The Food and Drug Administration said that recalled Gerber baby food continued being distributed after a recall was initiated in March. 

The FDA reiterated the recall notice this week of certain lots of Gerber Good Start SootheProTM powdered infant formula. The formula was manufactured at the Company’s Gateway Eau Claire, Wisconsin, facility from Jan. 2 through Jan. 18. 

The recalled formula was sent to Associated Wholesale Grocers, Inc.'s Nashville Division retailers following the recall. The recalled products may have then been sold at retailers in eight states: Alabama, Georgia, Indiana, Kentucky, Ohio, Tennessee, Virginia and West Virginia. 

The recalled products may contain Cronobacter sakazakii bacteria, the FDA said. Cronobacter sakazakii doesn’t always cause symptoms. Premature infants, infants under 2 months old, and infants with weakened immune symptoms are at greatest risk of illness. 

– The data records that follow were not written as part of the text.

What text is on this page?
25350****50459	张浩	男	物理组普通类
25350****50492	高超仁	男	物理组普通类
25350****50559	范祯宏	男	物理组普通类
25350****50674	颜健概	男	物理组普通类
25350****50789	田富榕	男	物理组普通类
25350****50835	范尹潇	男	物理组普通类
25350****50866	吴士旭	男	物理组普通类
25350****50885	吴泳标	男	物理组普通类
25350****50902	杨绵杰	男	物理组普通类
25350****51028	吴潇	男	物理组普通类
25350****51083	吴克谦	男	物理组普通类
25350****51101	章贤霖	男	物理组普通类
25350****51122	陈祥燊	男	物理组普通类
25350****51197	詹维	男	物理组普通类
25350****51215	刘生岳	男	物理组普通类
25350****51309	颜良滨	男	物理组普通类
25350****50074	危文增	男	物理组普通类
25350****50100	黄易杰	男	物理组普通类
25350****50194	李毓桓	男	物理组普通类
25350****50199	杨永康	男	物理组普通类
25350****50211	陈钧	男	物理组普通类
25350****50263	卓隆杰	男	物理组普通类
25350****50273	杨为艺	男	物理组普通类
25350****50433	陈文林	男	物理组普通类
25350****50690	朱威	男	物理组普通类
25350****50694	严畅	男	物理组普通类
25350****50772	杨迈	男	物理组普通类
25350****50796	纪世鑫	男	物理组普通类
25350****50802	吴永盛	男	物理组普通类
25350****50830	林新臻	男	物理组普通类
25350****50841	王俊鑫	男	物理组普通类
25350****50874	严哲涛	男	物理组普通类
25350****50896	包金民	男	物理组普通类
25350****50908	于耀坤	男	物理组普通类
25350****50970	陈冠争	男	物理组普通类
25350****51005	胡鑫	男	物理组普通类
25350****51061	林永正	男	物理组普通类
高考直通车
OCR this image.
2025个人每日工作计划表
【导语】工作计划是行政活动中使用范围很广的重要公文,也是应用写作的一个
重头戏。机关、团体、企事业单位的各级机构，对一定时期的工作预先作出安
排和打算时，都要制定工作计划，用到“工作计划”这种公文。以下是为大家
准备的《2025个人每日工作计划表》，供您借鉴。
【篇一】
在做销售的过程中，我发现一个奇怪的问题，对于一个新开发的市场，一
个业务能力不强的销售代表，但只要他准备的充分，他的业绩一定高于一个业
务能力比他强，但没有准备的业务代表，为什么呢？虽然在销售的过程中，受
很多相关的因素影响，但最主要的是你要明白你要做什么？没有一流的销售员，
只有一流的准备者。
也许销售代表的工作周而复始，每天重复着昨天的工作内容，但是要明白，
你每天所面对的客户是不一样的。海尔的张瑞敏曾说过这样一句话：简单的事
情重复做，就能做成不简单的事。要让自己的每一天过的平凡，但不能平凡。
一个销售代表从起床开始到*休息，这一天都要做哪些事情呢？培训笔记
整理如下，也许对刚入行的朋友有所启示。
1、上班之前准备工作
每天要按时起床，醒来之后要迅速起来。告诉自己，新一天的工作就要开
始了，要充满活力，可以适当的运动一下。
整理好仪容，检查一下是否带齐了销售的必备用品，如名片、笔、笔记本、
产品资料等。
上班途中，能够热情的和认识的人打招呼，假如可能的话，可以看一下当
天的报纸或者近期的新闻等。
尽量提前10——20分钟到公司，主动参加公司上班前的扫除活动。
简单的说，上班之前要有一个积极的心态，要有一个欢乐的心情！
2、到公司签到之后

Fever, poor feeding, excessive crying or low energy are among some of the common symptoms. Gerber said that it has not gotten any reports of illnesses and none of the products have tested positive for Cronobacter sakazakii.

SEE MORE: Ex-FDA official: Feds waited 4 months to recall infant formula

Those with recalled products should stop using them immediately. Consumers can call 1-800-777-7690 for refund information.

The recalled products had the following lot codes:

- 300357651Z – USE BY 04JUL2024

- 300457651Z – USE BY 05JUL2024

- 300557651Z – USE BY 06JUL2024

- 300557652Z – USE BY 06JUL2024

- 300757651Z – USE BY 08JUL2024

- 300857651Z – USE BY 09JUL2024

- 301057651Z – USE BY 11JUL2024

- 301057652Z – USE BY 11JUL2024

- 301157651Z – USE BY 12JUL2024

Possible Cronobacter sakazakii contamination was responsible for a massive February 2022 recall of infant formula that officials blamed for a shortage of formula for months to follow.